Aus dem Englischen von Christel Dormagen. Düsteres Glanzstück dieser durchaus abwechslungsreichen, auch mit hellen Tönen aufwartenden Erzählungen, die sich stets dicht an die Erlebnisse der kosmopolitischen amerikanisch-arabischen Autorin halten, ist die Titelgeschichte. "Der Herr der Finsternis" ist ein atemberaubend intensiver, apokalyptischer Text, fast ein Vermächtnis. Auf einem Festival in Sizilien, unmittelbar vor Ausbruch des ersten Irakkriegs, trifft die Erzählerin nach vielen Jahren Buland wieder, einen irakischen Dichter, den sie als strahlenden Jüngling von einer Begegnung in Damaskus in Erinnerung hat. Er wirkt verdüstert. Beim Wein erzählt er ihr von seiner Freundschaft mit Saddam Hussein: von dessen geradezu "tierischer" Intensität und Unruhe, von der eigenen Desillusionierung, die folgt, und der Scham; vom Gefängnis.

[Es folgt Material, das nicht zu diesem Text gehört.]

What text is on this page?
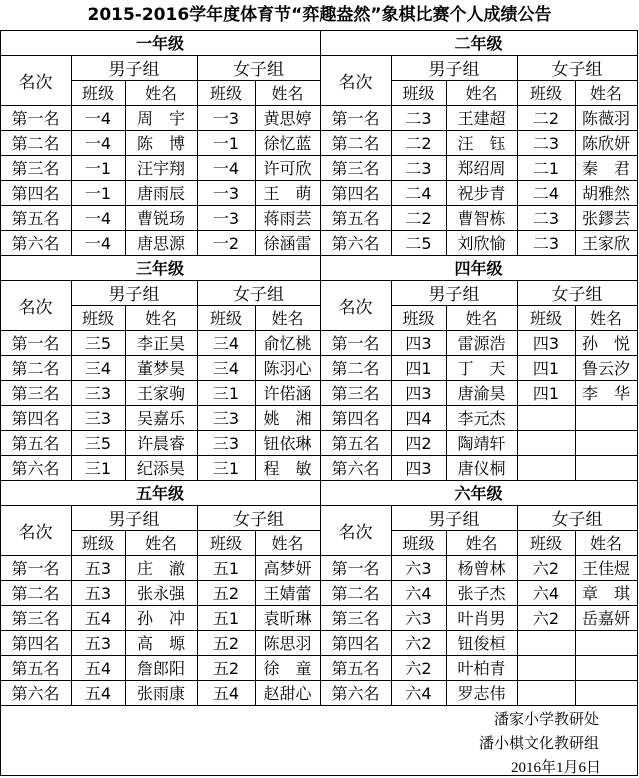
2015-2016学年度体育节“弈趣盎然”象棋比赛个人成绩公告
一年级
名次
男子组	女子组
班级	姓名	班级	姓名
第一名	一4	周　宇	一3	黄思婷
第二名	一4	陈　博	一1	徐忆蓝
第三名	一1	汪宇翔	一4	许可欣
第四名	一1	唐雨辰	一3	王　萌
第五名	一4	曹锐玚	一3	蒋雨芸
第六名	一4	唐思源	一2	徐涵雷
二年级
名次
男子组	女子组
班级	姓名	班级	姓名
第一名	二3	王建超	二2	陈薇羽
第二名	二2	汪　钰	二3	陈欣妍
第三名	二3	郑绍周	二1	秦　君
第四名	二4	祝步青	二4	胡雅然
第五名	二2	曹智栋	二3	张鏐芸
第六名	二5	刘欣愉	二3	王家欣
三年级
名次
男子组	女子组
班级	姓名	班级	姓名
第一名	三5	李正昊	三4	俞忆桃
第二名	三4	董梦昊	三4	陈羽心
第三名	三3	王家驹	三1	许偌涵
第四名	三3	吴嘉乐	三3	姚　湘
第五名	三5	许晨睿	三3	钮依琳
第六名	三1	纪添昊	三1	程　敏
四年级
名次
男子组	女子组
班级	姓名	班级	姓名
第一名	四3	雷源浩	四3	孙　悦
第二名	四1	丁　天	四1	鲁云汐
第三名	四3	唐渝昊	四1	李　华
第四名	四4	李元杰
第五名	四2	陶靖轩
第六名	四3	唐仪桐
五年级
名次
男子组	女子组
班级	姓名	班级	姓名
第一名	五3	庄　澈	五1	高梦妍
第二名	五3	张永强	五2	王婧蕾
第三名	五4	孙　冲	五1	袁昕琳
第四名	五3	高　塬	五2	陈思羽
第五名	五4	詹郎阳	五2	徐　童
第六名	五4	张雨康	五4	赵甜心
六年级
名次
男子组	女子组
班级	姓名	班级	姓名
第一名	六3	杨曾林	六2	王佳煜
第二名	六4	张子杰	六4	章　琪
第三名	六3	叶肖男	六2	岳嘉妍
第四名	六2	钮俊桓
第五名	六2	叶柏青
第六名	六4	罗志伟
潘家小学教研处
潘小棋文化教研组
2016年1月6日
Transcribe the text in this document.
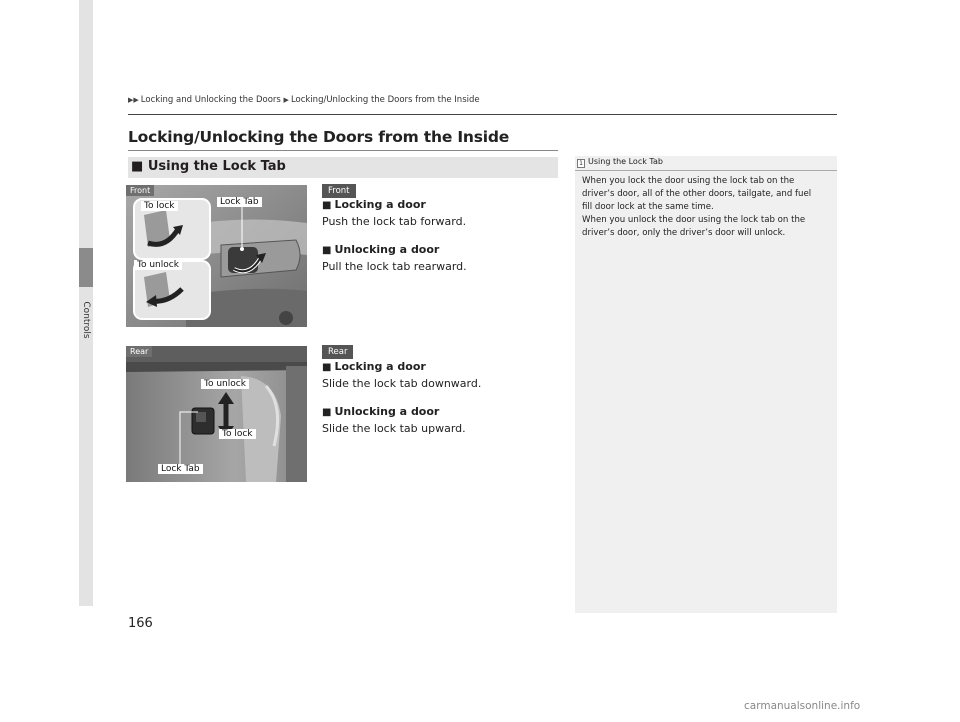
Controls
▶▶ Locking and Unlocking the Doors ▶ Locking/Unlocking the Doors from the Inside
Locking/Unlocking the Doors from the Inside
■ Using the Lock Tab
Front
To lock	Lock Tab
To unlock
Rear
To unlock
To lock
Lock Tab
Front
■ Locking a door
Push the lock tab forward.
■ Unlocking a door
Pull the lock tab rearward.
Rear
■ Locking a door
Slide the lock tab downward.
■ Unlocking a door
Slide the lock tab upward.
1 Using the Lock Tab

When you lock the door using the lock tab on the

driver’s door, all of the other doors, tailgate, and fuel

fill door lock at the same time.

When you unlock the door using the lock tab on the

driver’s door, only the driver’s door will unlock.

166
carmanualsonline.info
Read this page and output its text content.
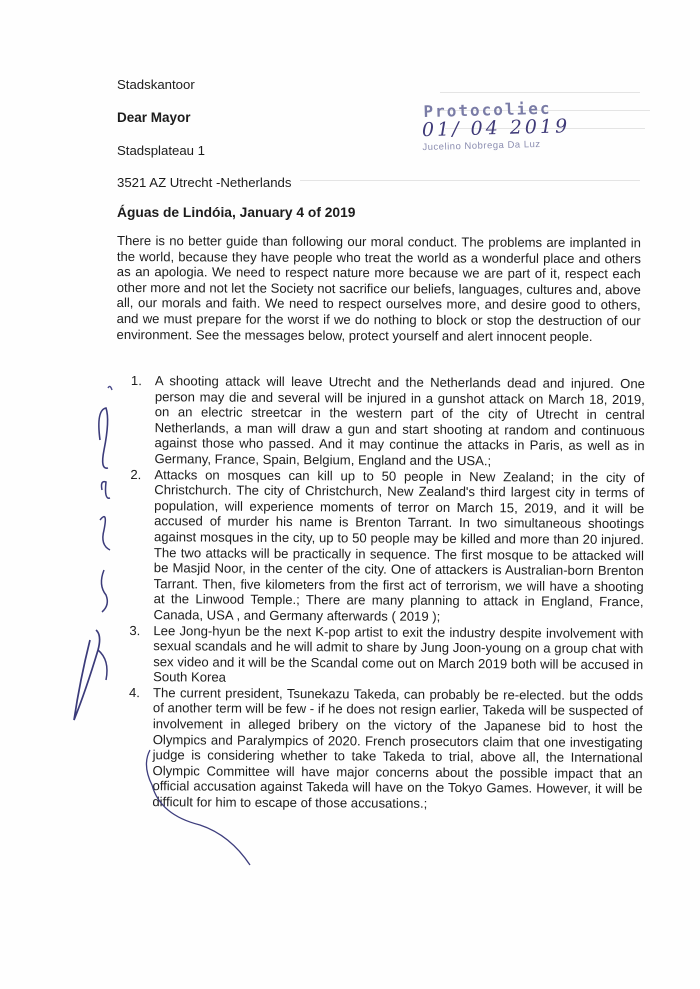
Stadskantoor
Dear Mayor
Stadsplateau 1
3521 AZ Utrecht -Netherlands
Águas de Lindóia, January 4 of 2019
Protocoliec
01/ 04 2019
Jucelino Nobrega Da Luz
There is no better guide than following our moral conduct. The problems are implanted in the world, because they have people who treat the world as a wonderful place and others as an apologia. We need to respect nature more because we are part of it, respect each other more and not let the Society not sacrifice our beliefs, languages, cultures and, above all, our morals and faith. We need to respect ourselves more, and desire good to others, and we must prepare for the worst if we do nothing to block or stop the destruction of our environment. See the messages below, protect yourself and alert innocent people.
1. A shooting attack will leave Utrecht and the Netherlands dead and injured. One person may die and several will be injured in a gunshot attack on March 18, 2019, on an electric streetcar in the western part of the city of Utrecht in central Netherlands, a man will draw a gun and start shooting at random and continuous against those who passed. And it may continue the attacks in Paris, as well as in Germany, France, Spain, Belgium, England and the USA.;
2. Attacks on mosques can kill up to 50 people in New Zealand; in the city of Christchurch. The city of Christchurch, New Zealand's third largest city in terms of population, will experience moments of terror on March 15, 2019, and it will be accused of murder his name is Brenton Tarrant. In two simultaneous shootings against mosques in the city, up to 50 people may be killed and more than 20 injured. The two attacks will be practically in sequence. The first mosque to be attacked will be Masjid Noor, in the center of the city. One of attackers is Australian-born Brenton Tarrant. Then, five kilometers from the first act of terrorism, we will have a shooting at the Linwood Temple.; There are many planning to attack in England, France, Canada, USA , and Germany afterwards ( 2019 );
3. Lee Jong-hyun be the next K-pop artist to exit the industry despite involvement with sexual scandals and he will admit to share by Jung Joon-young on a group chat with sex video and it will be the Scandal come out on March 2019 both will be accused in South Korea
4. The current president, Tsunekazu Takeda, can probably be re-elected. but the odds of another term will be few - if he does not resign earlier, Takeda will be suspected of involvement in alleged bribery on the victory of the Japanese bid to host the Olympics and Paralympics of 2020. French prosecutors claim that one investigating judge is considering whether to take Takeda to trial, above all, the International Olympic Committee will have major concerns about the possible impact that an official accusation against Takeda will have on the Tokyo Games. However, it will be difficult for him to escape of those accusations.;
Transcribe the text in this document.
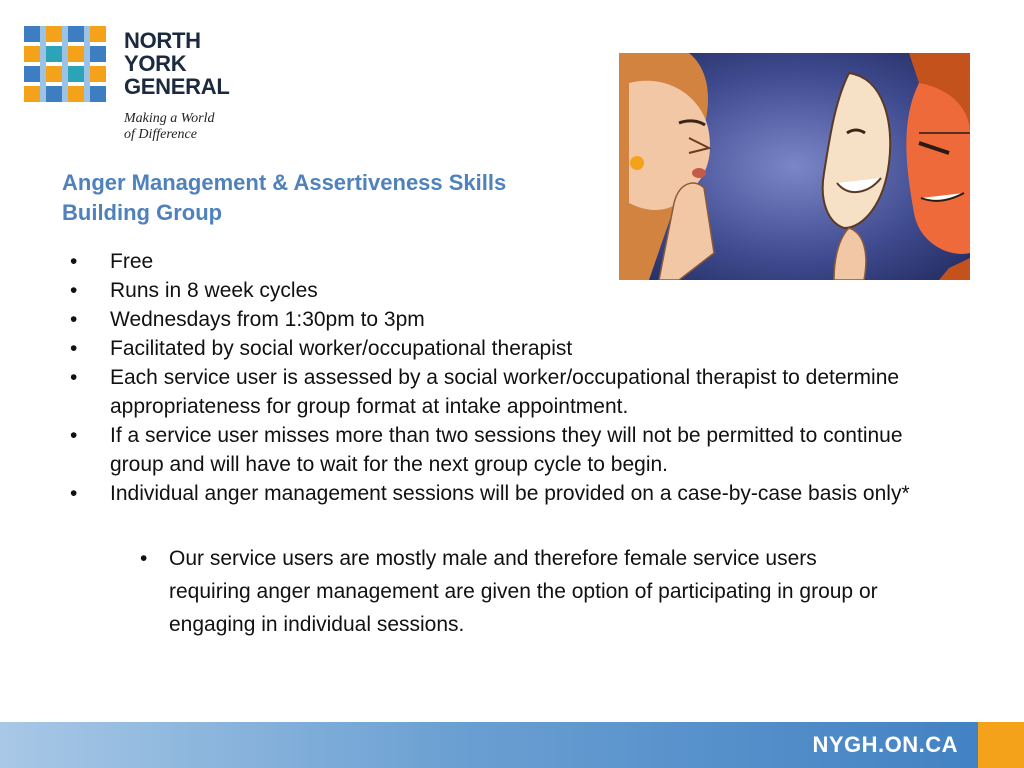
NORTH
YORK
GENERAL
Making a World
of Difference
Anger Management & Assertiveness Skills
Building Group
• Free
• Runs in 8 week cycles
• Wednesdays from 1:30pm to 3pm
• Facilitated by social worker/occupational therapist
• Each service user is assessed by a social worker/occupational therapist to determine appropriateness for group format at intake appointment.
• If a service user misses more than two sessions they will not be permitted to continue group and will have to wait for the next group cycle to begin.
• Individual anger management sessions will be provided on a case-by-case basis only*
• Our service users are mostly male and therefore female service users requiring anger management are given the option of participating in group or engaging in individual sessions.
NYGH.ON.CA
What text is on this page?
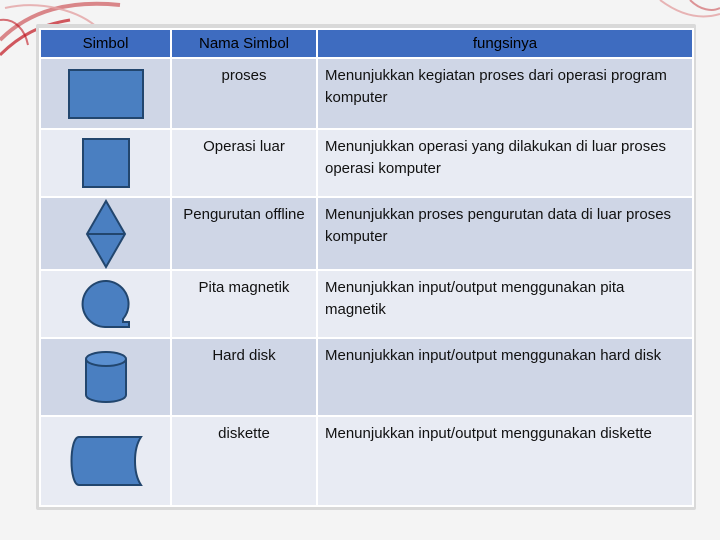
Simbol	Nama Simbol	fungsinya

	proses	Menunjukkan kegiatan proses dari operasi program komputer

	Operasi luar	Menunjukkan operasi yang dilakukan di luar proses operasi komputer

	Pengurutan offline	Menunjukkan proses pengurutan data di luar proses komputer

	Pita magnetik	Menunjukkan input/output menggunakan pita magnetik

	Hard disk	Menunjukkan input/output menggunakan hard disk

	diskette	Menunjukkan input/output menggunakan diskette
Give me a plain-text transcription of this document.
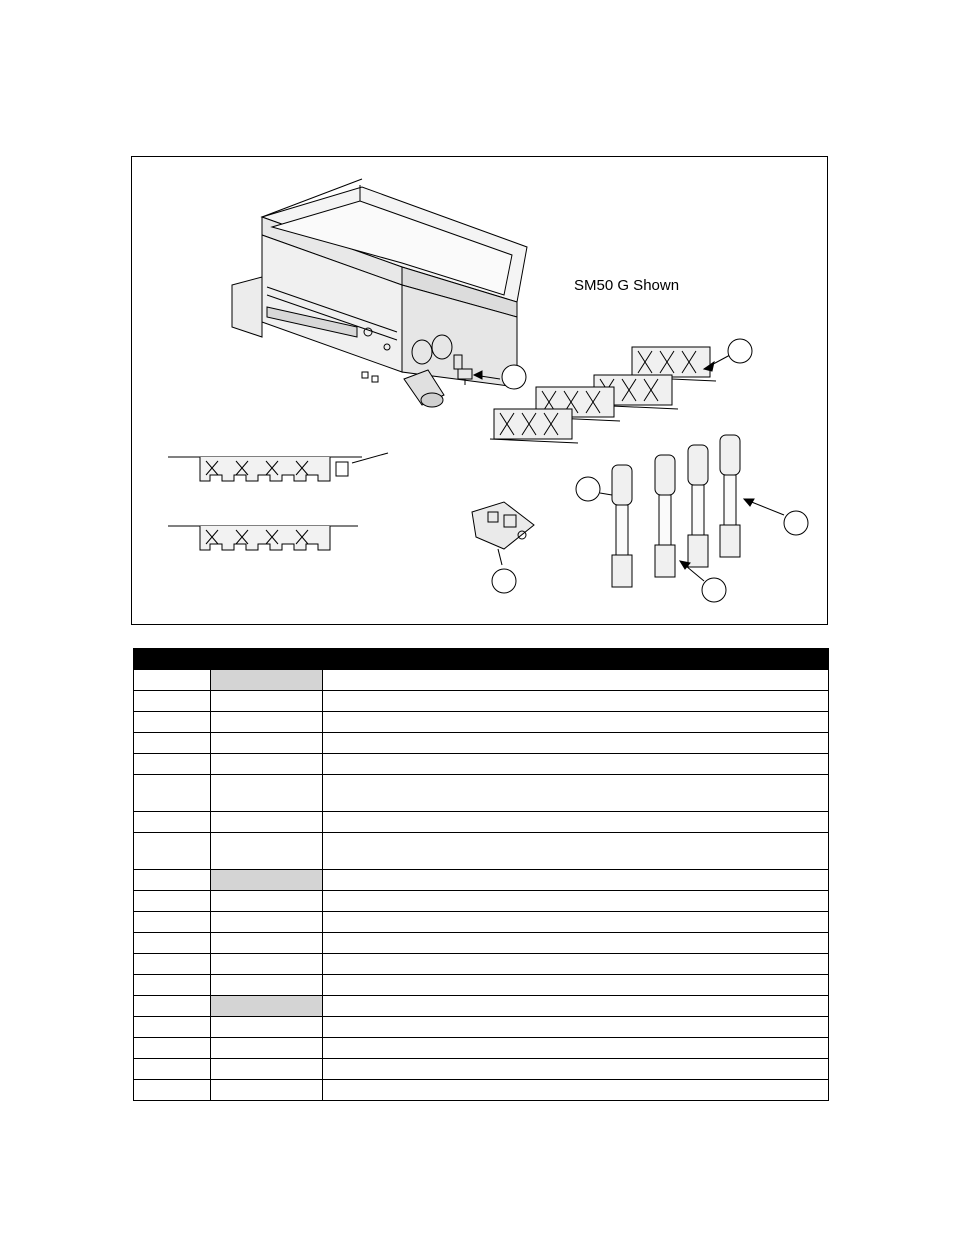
SM50 G Shown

Später versucht ein amerikanischer Professor, die Erzählerin auszuforschen. Um jeden Preis möchte er der geistigen Welt Bulands, der ein erbitterter Kritiker des imperialen Amerika ist, auf die Spur kommen.

Rezensionsnotiz zu Frankfurter Allgemeine Zeitung, 13.06.2009

Falsch ist es nicht, Etel Adnan, wie es oft geschieht, als arabisch-amerikanische Autorin zu bezeichnen, meint der Rezensent Peter Demetz. Aber in Wahrheit liegt die Sache, wie auch diesem mit autobiografischen Motiven spielenden Band zu entnehmen ist, komplizierter. Adnan entstammt einer griechisch-türkischen Familie aus Beirut, hat in Paris und den USA studiert und schrieb erst auf Französisch, dann auf Englisch. Nach einem Roman hat sie sich ganz auf die Kurzgeschichte konzentriert, der sie eine ganz spezifisch "optische" Qualität zuspricht. Demetz findet diesen Aspekt des Optischen vor allem in Adnans Metaphorik wieder, lobt aber mehr noch, dass Adnans Texte "durch die Ohren" gehen. Demetz geht vor allem auf die autobiografische Titelerzählung ein, in der sich ein ehemaliger Anhänger Saddam Husseins mit einem konservativen Literaturwissenschaftler aus den USA konfrontiert sieht. Daneben erwähnt der Rezensent den immer wieder deutlich werdenden "Enthusiasmus fürs Kino" der Autorin und lobt in seiner etwas unklar mäandernden Rezension das Werk als besonderen Fall von "Weltliteratur".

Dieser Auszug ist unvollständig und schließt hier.